Had to search for the Ladies Room - since I've never been in one, there - had no idea where it was. Look at the signs. Really not much difference between the two, is there? See? This is why it was so confusing for me when I ended up in the men's room at the McDonald's on the Causeway many years ago. [I think you can enlarge it by simply clicking on the picture.]
Not a very good photo of the signs. I'll try again for better pictures another time...
There are fourteen stalls...
11 holes in the floor.
Not a single roll of toilet paper in any of the fourteen stalls. Not one. Each and every holder was empty. Not a single two-ply sheet of tissue [or a single-ply sheet of tissue] in the entire restroom. Sheryl Crow would be so proud.
There are a fourteen sinks - and soap ONLY at the ends of the counter [who designed this?]. NO paper towels, either. Just four blow dryers [next to the soap dispensers].
Genius. Simply genius, I tell you.
Oh, and the view, standing, waiting outside for the bus. Lovely, isn't it?

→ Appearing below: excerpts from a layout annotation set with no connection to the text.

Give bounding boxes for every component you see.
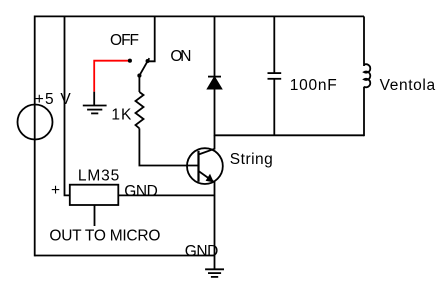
wire LM35 plus supply branch — [65, 16, 70, 195]
svg-text:LM35: LM35 — [78, 167, 119, 184]
wire LM35 GND to emitter node — [118, 194, 214, 196]
diode D1 cathode bar — [208, 76, 221, 78]
LM35 sensor body — [70, 185, 119, 205]
wire diode anode down to mid rail — [214, 89, 216, 137]
wire emitter down to ground — [214, 182, 216, 269]
inductor L1 Ventola coil — [364, 64, 370, 87]
switch SW1 ON contact dot — [146, 59, 150, 63]
ground symbol at OFF contact — [83, 106, 107, 114]
capacitor C1 bottom plate — [268, 78, 282, 80]
transistor Q1 circle — [187, 148, 223, 184]
wire mid rail (collector node) — [215, 134, 365, 136]
wire LM35 output stub — [94, 205, 96, 226]
resistor R1 1K zigzag — [136, 92, 144, 128]
svg-text:GND: GND — [185, 243, 219, 260]
wire left branch (through +5V source) — [34, 16, 36, 257]
capacitor C1 top plate — [268, 72, 282, 74]
transistor Q1 base bar — [197, 151, 199, 182]
svg-text:ON: ON — [170, 48, 191, 65]
wire top rail — [35, 15, 364, 17]
svg-text:Ventola: Ventola — [380, 77, 436, 94]
wire collector up to mid rail — [214, 135, 216, 149]
wire switch OFF red wire — [94, 61, 130, 92]
wire capacitor bottom to mid rail — [273, 79, 275, 136]
wire bottom-left rail — [35, 255, 215, 257]
wire stem to OFF ground — [93, 92, 95, 106]
wire resistor to transistor base — [139, 128, 198, 165]
switch SW1 arm — [139, 58, 149, 75]
transistor Q1 emitter diagonal — [199, 171, 214, 182]
svg-text:GND: GND — [124, 183, 158, 200]
wire fan branch from top rail — [363, 16, 365, 66]
svg-text:100nF: 100nF — [290, 77, 337, 94]
wire capacitor branch from top rail — [273, 16, 275, 73]
wire switch feed from top rail — [148, 16, 155, 61]
switch SW1 OFF contact dot — [128, 59, 132, 63]
voltage source V1 +5V — [18, 105, 53, 140]
svg-text:1K: 1K — [111, 107, 132, 124]
wire fan bottom to mid rail — [363, 87, 365, 137]
wire diode branch from top rail — [214, 16, 216, 77]
svg-text:OUT TO MICRO: OUT TO MICRO — [49, 228, 160, 245]
transistor Q1 collector diagonal — [199, 149, 215, 155]
svg-text:OFF: OFF — [110, 32, 139, 49]
wire switch common down to resistor — [138, 76, 140, 92]
transistor Q1 emitter arrow — [206, 174, 214, 183]
svg-text:+5 V: +5 V — [35, 91, 72, 108]
ground symbol bottom — [205, 269, 224, 277]
switch SW1 common pole dot — [137, 74, 141, 78]
svg-text:+: + — [51, 182, 60, 199]
diode D1 triangle — [208, 78, 221, 89]
svg-text:String: String — [230, 151, 273, 168]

KIKA is going out of business. IKEA went in, almost right next door. Who was the marketing person in charge of this? Brilliant, move. KIKA was way, way overpriced for not the best quality, if you ask me. People here seem to just luv, luv, luv IKEA. I don't get it. But, to each his own, I guess.
Lazy, lazy people. Lone shopping carts. People just can't be bothered to return them to the stores. That would be far too much work.
I don't know who "A.Z.K" is - or if it stands for something - but everyone should have initials like these on the back of their five-year old dented Suburban, don't 'cha think? Way cool. Impressive. [Snort.] [Is the "period" missing after the K? Sure looks like it is.]
What is really sad, though, is that someone has enough time on her hands to go to the mall to check out the ladies room just to see for herself that there really is NO toilet paper; and then took the time to inspect each stall, count the stalls, make a note of how many holes in the floor there are... Okay. So I made the trip specifically to be able to post this report. It was productive, though. I got a really cute top at GAP and a gorgeous blue silk dress at Massimo Dutti to wear on our cruise.
Sometimes you just have to do what you have to do. Is this investigative journalism at its best? Or, what!